ヴァージン=ロード

「あー、私も結婚したいわぁ」

 栞がぼやいているけれど、どうしてそんなに結婚に憧れるのかわからない。まあ、栞は私より年上だから、焦りも強いのかもしれないけれど。

 でも、結婚なんて、人生の墓場に決まってる。
 うまくいく人もいるのかもしれないけど、私はきっとうまくいかない方の人間だと、根拠もなく考えていた。
 夢乃に言うと、いつも呆れられるんだけど。

「私は結婚よりも、仕事を続けていたいなぁ」
「天職だものね、ISAKIにとっては」

 結婚して家庭に入る自分を、私は想像できない。
 結婚したらモデルをやめる人が多いけど、私がこの仕事を辞めるときは、自分の魅力を表現できなくなった時だ。結婚する時じゃない。

「シオは、結婚したらモデル辞めるの?」
「そうね、考えるかな。

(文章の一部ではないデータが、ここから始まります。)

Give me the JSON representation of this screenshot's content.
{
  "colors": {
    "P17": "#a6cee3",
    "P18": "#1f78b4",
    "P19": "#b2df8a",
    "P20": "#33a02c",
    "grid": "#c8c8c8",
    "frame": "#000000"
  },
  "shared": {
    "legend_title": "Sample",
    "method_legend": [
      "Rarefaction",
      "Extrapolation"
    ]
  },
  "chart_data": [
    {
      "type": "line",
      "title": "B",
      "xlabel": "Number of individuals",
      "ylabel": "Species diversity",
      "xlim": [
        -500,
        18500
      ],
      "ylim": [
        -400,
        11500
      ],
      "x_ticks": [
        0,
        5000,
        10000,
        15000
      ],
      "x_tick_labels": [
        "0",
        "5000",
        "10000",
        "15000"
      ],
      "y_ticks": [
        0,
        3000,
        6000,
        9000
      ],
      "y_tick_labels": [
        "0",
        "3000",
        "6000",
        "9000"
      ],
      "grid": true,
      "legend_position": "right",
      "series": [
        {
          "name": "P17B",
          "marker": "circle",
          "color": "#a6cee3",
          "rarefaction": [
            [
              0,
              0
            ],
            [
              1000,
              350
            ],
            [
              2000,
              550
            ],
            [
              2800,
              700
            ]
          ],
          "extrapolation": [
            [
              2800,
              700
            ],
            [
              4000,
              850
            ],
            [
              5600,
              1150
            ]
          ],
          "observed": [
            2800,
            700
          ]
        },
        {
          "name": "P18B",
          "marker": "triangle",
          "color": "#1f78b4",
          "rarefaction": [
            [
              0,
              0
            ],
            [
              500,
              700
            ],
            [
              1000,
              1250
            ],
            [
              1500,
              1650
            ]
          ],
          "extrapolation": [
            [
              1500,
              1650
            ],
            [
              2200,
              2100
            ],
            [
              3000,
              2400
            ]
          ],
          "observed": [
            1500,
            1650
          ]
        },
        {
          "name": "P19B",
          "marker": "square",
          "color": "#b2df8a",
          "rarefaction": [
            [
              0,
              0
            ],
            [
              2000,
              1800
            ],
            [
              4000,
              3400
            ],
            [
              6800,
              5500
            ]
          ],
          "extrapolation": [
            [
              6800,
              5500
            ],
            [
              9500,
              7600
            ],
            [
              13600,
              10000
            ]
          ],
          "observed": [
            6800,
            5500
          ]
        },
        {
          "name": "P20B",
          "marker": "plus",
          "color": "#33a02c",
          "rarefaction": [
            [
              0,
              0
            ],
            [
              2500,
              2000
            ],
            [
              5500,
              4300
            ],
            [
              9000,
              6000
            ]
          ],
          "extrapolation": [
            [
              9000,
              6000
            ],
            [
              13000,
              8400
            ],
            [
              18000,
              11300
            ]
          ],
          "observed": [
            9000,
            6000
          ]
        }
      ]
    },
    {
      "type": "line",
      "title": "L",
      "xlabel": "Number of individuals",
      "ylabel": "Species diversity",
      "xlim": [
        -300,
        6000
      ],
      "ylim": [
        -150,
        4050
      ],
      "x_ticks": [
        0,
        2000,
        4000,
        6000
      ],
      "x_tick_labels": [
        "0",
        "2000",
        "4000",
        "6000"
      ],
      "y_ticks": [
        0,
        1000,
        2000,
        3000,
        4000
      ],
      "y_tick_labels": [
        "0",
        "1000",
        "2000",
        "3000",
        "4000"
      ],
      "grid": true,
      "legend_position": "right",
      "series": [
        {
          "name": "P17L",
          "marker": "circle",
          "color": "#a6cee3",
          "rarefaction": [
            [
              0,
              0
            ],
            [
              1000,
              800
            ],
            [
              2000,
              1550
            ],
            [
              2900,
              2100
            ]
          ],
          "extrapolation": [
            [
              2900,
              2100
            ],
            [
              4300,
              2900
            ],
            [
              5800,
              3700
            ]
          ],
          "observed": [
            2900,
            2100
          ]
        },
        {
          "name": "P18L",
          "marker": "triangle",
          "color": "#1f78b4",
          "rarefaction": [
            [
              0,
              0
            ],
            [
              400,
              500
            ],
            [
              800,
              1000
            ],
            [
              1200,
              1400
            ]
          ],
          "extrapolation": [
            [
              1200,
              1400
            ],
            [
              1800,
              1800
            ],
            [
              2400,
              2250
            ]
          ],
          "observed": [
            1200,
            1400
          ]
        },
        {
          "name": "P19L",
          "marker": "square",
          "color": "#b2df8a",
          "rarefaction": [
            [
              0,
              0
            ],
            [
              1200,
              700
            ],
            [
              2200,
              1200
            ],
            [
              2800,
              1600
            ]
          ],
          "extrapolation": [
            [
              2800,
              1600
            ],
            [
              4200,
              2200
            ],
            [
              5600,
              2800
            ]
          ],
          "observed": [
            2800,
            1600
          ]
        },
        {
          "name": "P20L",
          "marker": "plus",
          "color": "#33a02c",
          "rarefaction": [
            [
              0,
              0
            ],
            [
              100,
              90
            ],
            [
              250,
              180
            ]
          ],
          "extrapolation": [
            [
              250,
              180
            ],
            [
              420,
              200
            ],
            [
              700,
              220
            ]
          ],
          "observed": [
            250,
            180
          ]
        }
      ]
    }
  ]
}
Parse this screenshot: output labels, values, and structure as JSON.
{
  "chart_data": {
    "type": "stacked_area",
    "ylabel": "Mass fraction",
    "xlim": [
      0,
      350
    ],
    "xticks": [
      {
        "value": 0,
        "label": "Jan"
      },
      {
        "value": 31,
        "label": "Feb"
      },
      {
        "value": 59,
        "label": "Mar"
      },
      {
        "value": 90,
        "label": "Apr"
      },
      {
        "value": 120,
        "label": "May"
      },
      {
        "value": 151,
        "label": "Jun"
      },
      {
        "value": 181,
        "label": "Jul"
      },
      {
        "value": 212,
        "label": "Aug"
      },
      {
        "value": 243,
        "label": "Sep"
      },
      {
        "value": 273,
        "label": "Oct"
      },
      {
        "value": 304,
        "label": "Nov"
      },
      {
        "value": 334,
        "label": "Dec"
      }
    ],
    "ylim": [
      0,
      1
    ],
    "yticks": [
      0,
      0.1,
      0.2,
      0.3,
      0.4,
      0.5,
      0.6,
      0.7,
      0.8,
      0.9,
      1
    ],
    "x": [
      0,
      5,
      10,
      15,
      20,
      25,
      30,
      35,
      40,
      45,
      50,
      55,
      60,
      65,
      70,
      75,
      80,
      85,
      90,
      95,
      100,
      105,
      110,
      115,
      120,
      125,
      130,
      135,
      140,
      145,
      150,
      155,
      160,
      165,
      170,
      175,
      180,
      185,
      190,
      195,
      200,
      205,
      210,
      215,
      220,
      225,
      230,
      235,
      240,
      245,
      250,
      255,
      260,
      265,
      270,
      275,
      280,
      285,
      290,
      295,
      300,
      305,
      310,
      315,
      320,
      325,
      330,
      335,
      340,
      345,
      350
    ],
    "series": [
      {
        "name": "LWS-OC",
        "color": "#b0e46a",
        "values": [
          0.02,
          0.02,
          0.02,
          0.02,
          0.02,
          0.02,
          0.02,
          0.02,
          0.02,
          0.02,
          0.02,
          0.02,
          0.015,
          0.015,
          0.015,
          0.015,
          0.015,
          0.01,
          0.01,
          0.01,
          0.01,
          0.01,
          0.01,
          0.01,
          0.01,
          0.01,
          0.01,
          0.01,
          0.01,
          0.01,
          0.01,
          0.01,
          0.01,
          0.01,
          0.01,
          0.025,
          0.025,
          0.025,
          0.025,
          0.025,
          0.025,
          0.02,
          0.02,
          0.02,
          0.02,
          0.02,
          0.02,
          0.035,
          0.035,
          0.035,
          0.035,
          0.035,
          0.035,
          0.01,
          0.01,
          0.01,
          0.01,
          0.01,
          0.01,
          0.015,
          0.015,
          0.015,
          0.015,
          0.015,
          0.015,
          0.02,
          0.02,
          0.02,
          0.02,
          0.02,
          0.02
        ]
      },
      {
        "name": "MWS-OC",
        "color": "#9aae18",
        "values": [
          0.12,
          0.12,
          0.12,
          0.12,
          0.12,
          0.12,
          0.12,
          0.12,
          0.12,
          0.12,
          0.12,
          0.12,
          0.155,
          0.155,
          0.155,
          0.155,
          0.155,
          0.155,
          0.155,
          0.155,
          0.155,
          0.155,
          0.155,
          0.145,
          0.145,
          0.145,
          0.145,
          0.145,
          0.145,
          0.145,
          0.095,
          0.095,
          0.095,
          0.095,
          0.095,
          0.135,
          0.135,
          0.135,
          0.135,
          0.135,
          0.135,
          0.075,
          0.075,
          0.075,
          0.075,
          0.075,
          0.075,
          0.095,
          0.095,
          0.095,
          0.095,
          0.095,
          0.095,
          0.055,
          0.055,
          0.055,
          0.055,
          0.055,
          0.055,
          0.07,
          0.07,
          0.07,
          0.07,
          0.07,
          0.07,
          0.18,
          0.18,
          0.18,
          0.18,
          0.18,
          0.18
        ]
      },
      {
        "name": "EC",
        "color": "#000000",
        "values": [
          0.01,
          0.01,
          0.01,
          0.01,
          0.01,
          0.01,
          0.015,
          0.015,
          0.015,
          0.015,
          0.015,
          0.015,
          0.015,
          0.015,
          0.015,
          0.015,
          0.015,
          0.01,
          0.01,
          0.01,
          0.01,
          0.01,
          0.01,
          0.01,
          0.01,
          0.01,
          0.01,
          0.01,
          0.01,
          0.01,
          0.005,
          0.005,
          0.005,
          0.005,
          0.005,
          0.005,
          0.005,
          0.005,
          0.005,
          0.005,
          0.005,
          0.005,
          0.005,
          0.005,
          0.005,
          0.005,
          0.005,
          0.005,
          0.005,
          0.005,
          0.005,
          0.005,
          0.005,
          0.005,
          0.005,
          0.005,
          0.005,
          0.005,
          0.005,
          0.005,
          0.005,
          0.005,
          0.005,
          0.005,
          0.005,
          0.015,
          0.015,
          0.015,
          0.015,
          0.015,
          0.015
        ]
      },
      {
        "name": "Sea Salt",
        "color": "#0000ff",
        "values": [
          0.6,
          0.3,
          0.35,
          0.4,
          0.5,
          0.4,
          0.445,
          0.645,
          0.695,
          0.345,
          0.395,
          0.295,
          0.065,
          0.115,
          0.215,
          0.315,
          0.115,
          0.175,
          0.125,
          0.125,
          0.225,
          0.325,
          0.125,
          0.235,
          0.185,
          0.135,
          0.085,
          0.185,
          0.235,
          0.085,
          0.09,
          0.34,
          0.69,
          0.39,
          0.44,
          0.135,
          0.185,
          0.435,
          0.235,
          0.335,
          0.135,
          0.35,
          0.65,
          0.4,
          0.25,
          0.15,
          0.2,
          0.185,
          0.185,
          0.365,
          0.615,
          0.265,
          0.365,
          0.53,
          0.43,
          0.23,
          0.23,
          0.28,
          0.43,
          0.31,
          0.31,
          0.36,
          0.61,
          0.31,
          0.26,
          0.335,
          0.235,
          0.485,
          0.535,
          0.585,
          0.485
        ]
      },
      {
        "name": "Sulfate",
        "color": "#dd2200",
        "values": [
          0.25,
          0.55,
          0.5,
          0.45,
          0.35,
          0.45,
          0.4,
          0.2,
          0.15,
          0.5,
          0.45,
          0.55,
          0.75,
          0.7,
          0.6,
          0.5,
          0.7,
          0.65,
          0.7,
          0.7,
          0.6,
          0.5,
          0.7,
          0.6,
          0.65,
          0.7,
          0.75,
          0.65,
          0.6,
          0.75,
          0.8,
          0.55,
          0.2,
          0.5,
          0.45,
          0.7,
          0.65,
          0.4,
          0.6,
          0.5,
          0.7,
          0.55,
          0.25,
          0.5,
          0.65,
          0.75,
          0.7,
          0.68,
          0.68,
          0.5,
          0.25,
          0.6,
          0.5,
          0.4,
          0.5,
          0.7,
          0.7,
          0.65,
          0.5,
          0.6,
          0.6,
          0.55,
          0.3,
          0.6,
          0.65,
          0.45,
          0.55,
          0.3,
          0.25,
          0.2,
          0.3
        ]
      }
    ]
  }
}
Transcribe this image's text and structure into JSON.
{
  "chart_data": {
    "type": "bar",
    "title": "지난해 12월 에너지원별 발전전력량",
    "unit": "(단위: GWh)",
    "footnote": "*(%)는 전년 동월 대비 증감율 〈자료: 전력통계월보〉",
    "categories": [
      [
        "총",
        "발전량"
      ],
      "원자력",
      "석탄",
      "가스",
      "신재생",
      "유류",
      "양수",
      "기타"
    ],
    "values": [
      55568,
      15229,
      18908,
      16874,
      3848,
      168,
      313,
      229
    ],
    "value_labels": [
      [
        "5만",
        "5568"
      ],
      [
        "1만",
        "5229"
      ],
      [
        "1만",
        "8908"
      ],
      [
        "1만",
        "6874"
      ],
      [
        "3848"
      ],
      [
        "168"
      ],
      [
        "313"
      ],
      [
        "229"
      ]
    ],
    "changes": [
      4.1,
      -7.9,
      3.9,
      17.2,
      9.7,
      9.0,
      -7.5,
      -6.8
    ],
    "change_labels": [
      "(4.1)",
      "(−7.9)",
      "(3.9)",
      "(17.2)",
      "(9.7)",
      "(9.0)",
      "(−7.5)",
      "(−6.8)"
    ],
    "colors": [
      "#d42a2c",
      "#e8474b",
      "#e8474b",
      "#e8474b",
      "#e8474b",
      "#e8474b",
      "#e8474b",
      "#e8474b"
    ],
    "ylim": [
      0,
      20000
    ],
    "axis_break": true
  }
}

私もこの仕事ずっと続けられるわけじゃないと思うし」

 栞がちょっとだけ寂しそうに言った。

「心配すんなって。栞が結婚するのはずっと先だから、当分はこの仕事続けられるぞ」
「あ」

 栞の額に青筋が浮かんだ。リキに飛びかかろうとする栞を、私と良が抑えた。

「待って待って待って」
「ちょ、栞落ち着いて!」
「放しなさい! リキぃー、あんた面貸しなさい!」

 レアが笑いながらパスタを口に運んでいる。